Atresia de Vias Biliares: Diagnóstico e Manejo Neonatal

UESPI - Universidade Estadual do Piauí — Prova 2019

Enunciado

João Alberto, 25 dias de vida, vem para consulta no Posto de Saúde. A mãe queixa-se de icterícia progressiva, esverdeada, de início há cerca de 10 dias, com alteração na coloração das fezes (aspecto de “massa de vidraceiro”) e da urina (aspecto de “coca-cola”). Ao exame físico: EGBom, ativo, hidratado, ictérico (4+/4+), eupneico, acianótico. AR e ACV sem alterações importantes. Abdômen: semigloboso, flácido, depressível e indolor. Fígado a 1 cm do RCD. Encontra-se em AME. Antecedentes: parto normal, termo, sem intercorrências. IG: 39 semanas e PN: 3,2 kg. Uma USG foi realizada e mostra sinal da corda triangular. Assinale a alternativa CORRETA.

Alternativas

  1. A) Provavelmente, trata-se de icterícia induzida pelo leite materno. O aleitamento deverá ser descontinuado por 48 horas e depois reintroduzido.
  2. B) Na impossibilidade de um transplante hepático, a portoenteroanastomose está indicada e deverá ser realizada antes da 8ª semana de vida.
  3. C) A cintilografia biliar deverá ser realizada imediatamente.
  4. D) O uso do ácido ursadesoxicólico é a principal conduta para este paciente.
  5. E) Nenhuma das anteriores está correta.

Pérola Clínica

Icterícia esverdeada + fezes acólicas + urina colúrica + sinal da corda triangular em RN > 14 dias → Atresia de vias biliares.

Resumo-Chave

A atresia de vias biliares é uma emergência cirúrgica pediátrica.

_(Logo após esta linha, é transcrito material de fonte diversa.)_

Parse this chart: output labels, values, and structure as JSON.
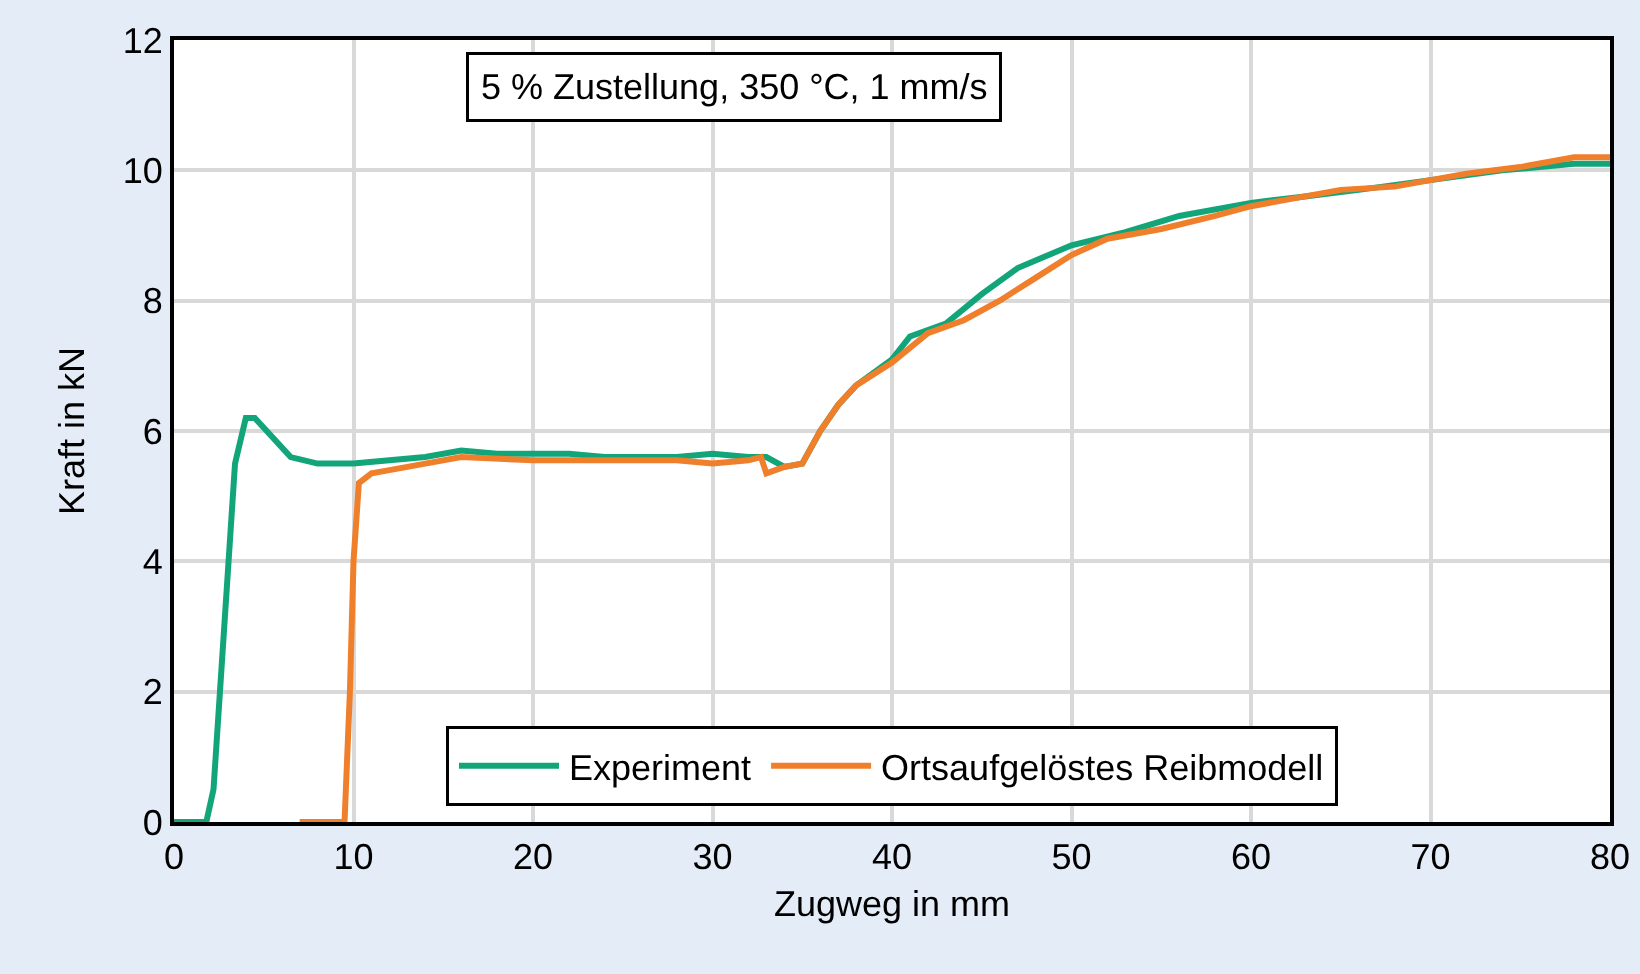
{
  "chart_data": {
    "type": "line",
    "xlabel": "Zugweg in mm",
    "ylabel": "Kraft in kN",
    "annotations": [
      "5 % Zustellung, 350 °C, 1 mm/s"
    ],
    "xlim": [
      0,
      80
    ],
    "xticks": [
      0,
      10,
      20,
      30,
      40,
      50,
      60,
      70,
      80
    ],
    "ylim": [
      0,
      12
    ],
    "yticks": [
      0,
      2,
      4,
      6,
      8,
      10,
      12
    ],
    "grid": true,
    "legend": "bottom",
    "marker": "none",
    "line_style": "solid",
    "series": [
      {
        "name": "Experiment",
        "color": "#13a57a",
        "x": [
          0,
          1.8,
          2.2,
          2.8,
          3.4,
          4,
          4.5,
          5.5,
          6.5,
          8,
          10,
          12,
          14,
          16,
          18,
          20,
          22,
          24,
          26,
          28,
          30,
          32,
          33,
          34,
          35,
          36,
          37,
          38,
          40,
          41,
          43,
          45,
          47,
          50,
          53,
          56,
          60,
          63,
          66,
          70,
          74,
          78,
          80
        ],
        "values": [
          0,
          0,
          0.5,
          3,
          5.5,
          6.2,
          6.2,
          5.9,
          5.6,
          5.5,
          5.5,
          5.55,
          5.6,
          5.7,
          5.65,
          5.65,
          5.65,
          5.6,
          5.6,
          5.6,
          5.65,
          5.6,
          5.6,
          5.45,
          5.5,
          6.0,
          6.4,
          6.7,
          7.1,
          7.45,
          7.65,
          8.1,
          8.5,
          8.85,
          9.05,
          9.3,
          9.5,
          9.6,
          9.7,
          9.85,
          10.0,
          10.1,
          10.1
        ]
      },
      {
        "name": "Ortsaufgelöstes Reibmodell",
        "color": "#f07f2c",
        "x": [
          7,
          9.5,
          9.8,
          10,
          10.3,
          11,
          12,
          14,
          16,
          20,
          24,
          28,
          30,
          32,
          32.7,
          33,
          34,
          35,
          36,
          37,
          38,
          40,
          42,
          44,
          46,
          48,
          50,
          52,
          55,
          58,
          60,
          63,
          65,
          68,
          72,
          75,
          78,
          80
        ],
        "values": [
          0,
          0,
          2,
          4,
          5.2,
          5.35,
          5.4,
          5.5,
          5.6,
          5.55,
          5.55,
          5.55,
          5.5,
          5.55,
          5.6,
          5.35,
          5.45,
          5.5,
          6.0,
          6.4,
          6.7,
          7.05,
          7.5,
          7.7,
          8.0,
          8.35,
          8.7,
          8.95,
          9.1,
          9.3,
          9.45,
          9.6,
          9.7,
          9.75,
          9.95,
          10.05,
          10.2,
          10.2
        ]
      }
    ]
  }
}
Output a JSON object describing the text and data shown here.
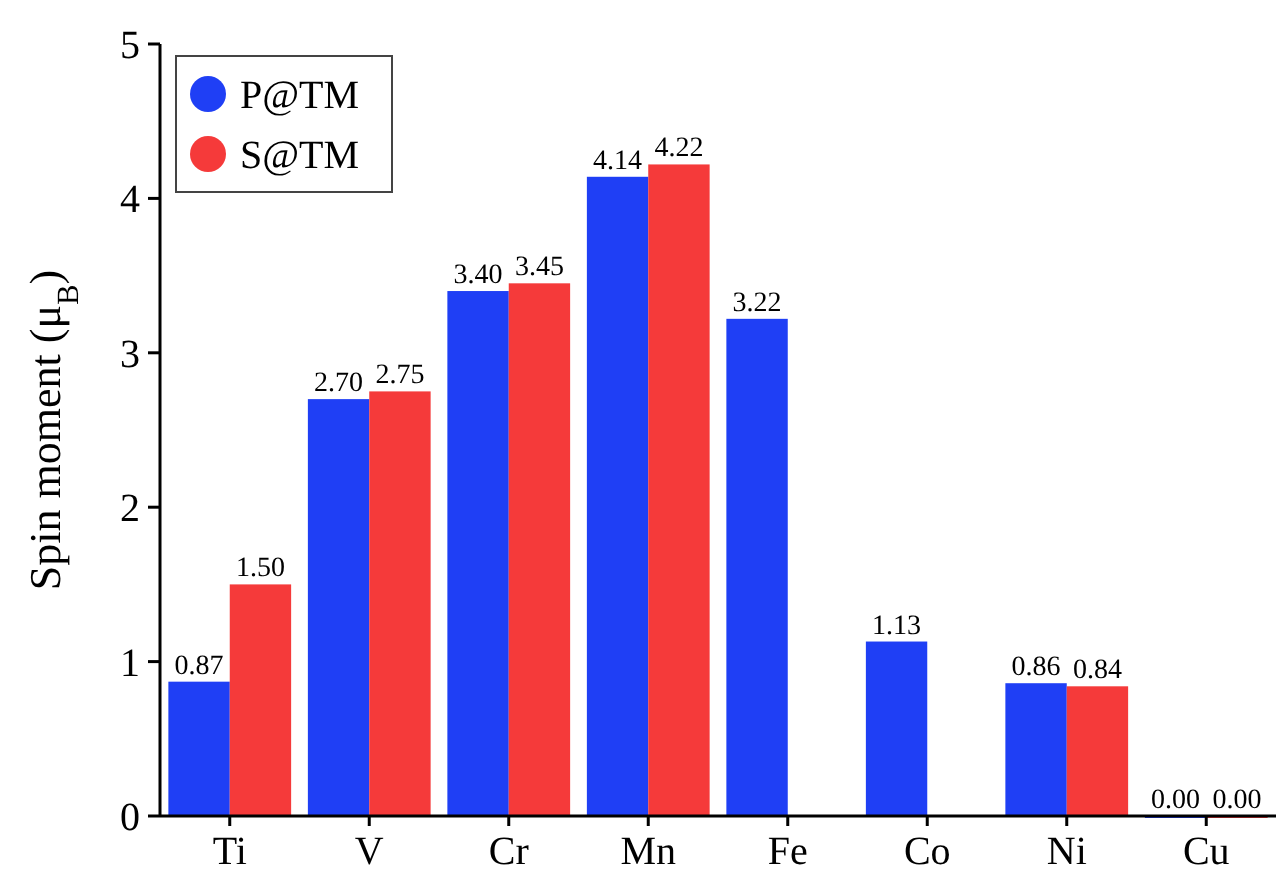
{
  "chart_data": {
    "type": "bar",
    "ylabel": "Spin moment (μ$_{B}$)",
    "categories": [
      "Ti",
      "V",
      "Cr",
      "Mn",
      "Fe",
      "Co",
      "Ni",
      "Cu"
    ],
    "series": [
      {
        "name": "P@TM",
        "color": "#1f3ff5",
        "values": [
          0.87,
          2.7,
          3.4,
          4.14,
          3.22,
          1.13,
          0.86,
          0.0
        ],
        "value_labels": [
          "0.87",
          "2.70",
          "3.40",
          "4.14",
          "3.22",
          "1.13",
          "0.86",
          "0.00"
        ]
      },
      {
        "name": "S@TM",
        "color": "#f53a3a",
        "values": [
          1.5,
          2.75,
          3.45,
          4.22,
          null,
          null,
          0.84,
          0.0
        ],
        "value_labels": [
          "1.50",
          "2.75",
          "3.45",
          "4.22",
          null,
          null,
          "0.84",
          "0.00"
        ]
      }
    ],
    "ylim": [
      0,
      5
    ],
    "yticks": [
      0,
      1,
      2,
      3,
      4,
      5
    ],
    "legend": "top left",
    "grid": false
  }
}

O diagnóstico precoce é crucial, e a portoenteroanastomose de Kasai deve ser realizada idealmente antes de 60 dias de vida para otimizar o prognóstico e evitar a necessidade de transplante hepático.

Contexto Educacional

A atresia de vias biliares é uma colangiopatia obstrutiva progressiva que afeta neonatos, sendo a principal causa de icterícia colestática em lactentes e a indicação mais comum de transplante hepático pediátrico. Sua incidência é de aproximadamente 1 em 10.000 a 18.000 nascidos vivos. O reconhecimento precoce é vital para o prognóstico. Clinicamente, manifesta-se com icterícia progressiva e esverdeada que persiste após a segunda semana de vida, associada a fezes acólicas (claras) e urina colúrica (escura). O exame físico pode revelar hepatomegalia e, posteriormente, esplenomegalia. A ultrassonografia abdominal, com a pesquisa do sinal da corda triangular, é um exame inicial importante, mas o diagnóstico definitivo requer biópsia hepática e colangiografia intraoperatória. O tratamento de escolha é a portoenteroanastomose de Kasai, um procedimento cirúrgico que visa restabelecer o fluxo biliar. O sucesso da cirurgia é inversamente proporcional à idade do paciente, sendo idealmente realizada antes dos 60 dias de vida. Mesmo com sucesso da Kasai, muitos pacientes evoluem para cirrose e podem necessitar de transplante hepático em longo prazo.

Perguntas Frequentes

Quais são os sinais de alerta para atresia de vias biliares em neonatos?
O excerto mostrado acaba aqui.